California Bill Intended to Clarify Mudslide Insurance
The California Senate approved legislation Thursday that seeks to clarify homeowners’ insurance coverage following deadly mudslides near Santa Barbara.
Insurance policies generally cover damage caused by fires but not by mudslides. That creates confusion in cases like the mudslides in Montecito, which were triggered by a wildfire.
In such cases where multiple factors combine to cause damage, courts have ruled that insurers must pay if the policy covers the “efficient proximate cause” – the most important cause – of the damage.
Most insurers have agreed to cover damage in Montecito, but Sen. Hannah Beth Jackson thinks enshrining the existing legal doctrine in law would help future mudslide victims avoid prolonged fights with insurers.
“It is important that the insurance industry know very clearly, without equivocation, their responsibility to their policyholders that they must cover these costs,” said Jackson, a Democrat from Santa Barbara.
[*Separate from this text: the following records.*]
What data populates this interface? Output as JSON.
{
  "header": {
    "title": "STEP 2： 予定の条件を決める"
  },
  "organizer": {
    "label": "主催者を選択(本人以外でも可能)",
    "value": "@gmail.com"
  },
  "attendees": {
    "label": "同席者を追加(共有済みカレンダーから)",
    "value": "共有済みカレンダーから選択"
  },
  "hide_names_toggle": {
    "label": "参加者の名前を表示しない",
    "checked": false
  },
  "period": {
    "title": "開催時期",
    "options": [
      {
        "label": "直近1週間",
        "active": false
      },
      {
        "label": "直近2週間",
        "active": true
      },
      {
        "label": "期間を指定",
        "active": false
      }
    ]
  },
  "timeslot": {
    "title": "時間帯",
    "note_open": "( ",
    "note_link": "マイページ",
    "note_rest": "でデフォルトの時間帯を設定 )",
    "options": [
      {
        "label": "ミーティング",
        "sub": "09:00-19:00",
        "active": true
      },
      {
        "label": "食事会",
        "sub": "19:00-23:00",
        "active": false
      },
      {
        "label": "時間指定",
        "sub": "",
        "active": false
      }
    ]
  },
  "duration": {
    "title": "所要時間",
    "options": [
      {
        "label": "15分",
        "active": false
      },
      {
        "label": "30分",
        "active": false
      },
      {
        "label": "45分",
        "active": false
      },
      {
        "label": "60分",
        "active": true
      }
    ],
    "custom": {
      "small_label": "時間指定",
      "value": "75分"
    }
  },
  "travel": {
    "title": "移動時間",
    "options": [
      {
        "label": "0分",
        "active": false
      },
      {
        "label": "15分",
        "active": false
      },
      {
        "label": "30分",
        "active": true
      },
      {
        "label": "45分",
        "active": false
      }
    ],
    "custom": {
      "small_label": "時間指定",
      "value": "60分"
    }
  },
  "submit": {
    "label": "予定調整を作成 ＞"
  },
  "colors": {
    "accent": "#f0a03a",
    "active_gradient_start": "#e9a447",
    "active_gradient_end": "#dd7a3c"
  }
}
Insurers oppose the bill. Their lobbyists say it goes further than the existing legal interpretation and might force them to cover losses they wouldn’t otherwise have to cover. That could require them to raise their rates or decline to offer coverage in some areas, they say.
“When you put something in statute, any interpretation of the courts, they’re going to presume that there’s a change in law,” said Armand Feliciano, vice president of government relations for the Property Casualty Insurers Association of America. “Otherwise why would the Legislature do it? Now you’ll have other lawsuits that probably didn’t need to happen.”
The measure specifically says it’s not intended to change existing law, but Feliciano said there could still be legal disputes over the meaning.
SB917 was approved in a 25-11 vote and goes next to the Assembly.
More than $421 million in insurance claims have been filed for residential and commercial losses related to the mudslides, Insurance Commissioner Dave Jones said last month.
Recently burned by California’s largest recorded wildfire, the hillsides of Montecito northwest of Los Angeles could not absorb the rainstorm with an epic downpour of nearly an inch (2.5 centimeters) in 15 minutes early on Jan. 9.
Twenty-one people were killed and two remain missing.